Her role is the 12-year-old Sierva María, whose long flowing red hair represents both ingenuousness and temptation, and who is later sacrificed because she’s believed to be possessed and impure. She was bitten by a dog during an eclipse of the sun, so the melting-pot 18th-century community where she lives attributes these simultaneous events to the certain advent of doom. The responses to this assumption are pagan rituals, ominous intonations of Latin chants, madness and, ultimately, Sierva’s death.

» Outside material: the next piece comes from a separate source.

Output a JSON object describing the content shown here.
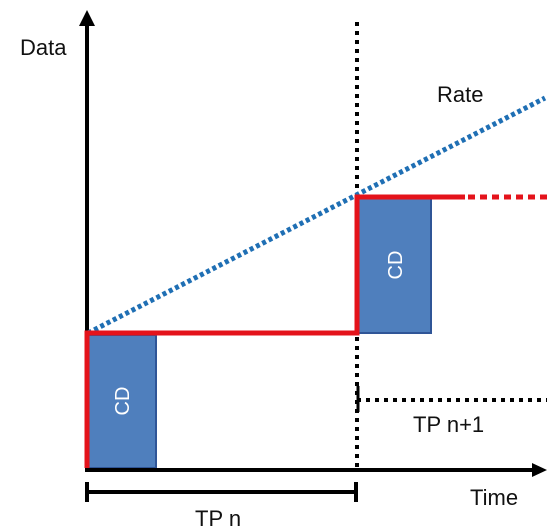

Eötvös and director Silviu Purcarete (although Purcaret’s assistant Rares Zaharia directed this run) have created an exotic multilingual score and mise en scène that draw upon Caribbean, African, South American and Spanish sights and sounds. The stage set is constructed with scaffolding, framed by two giant ladders on each side of the proscenium, and costumes that represent all levels of society from slaves to Church hierarchy, designed by Helmut Stürmer. Video designer Andu Dumitrescu fashioned numerous projections on the centre-back wall featuring a moon and/or eclipse of the sun as a central icon, in addition to images of rodent-like beasts, tortured figures and videos of naked bodies writhing in Hell.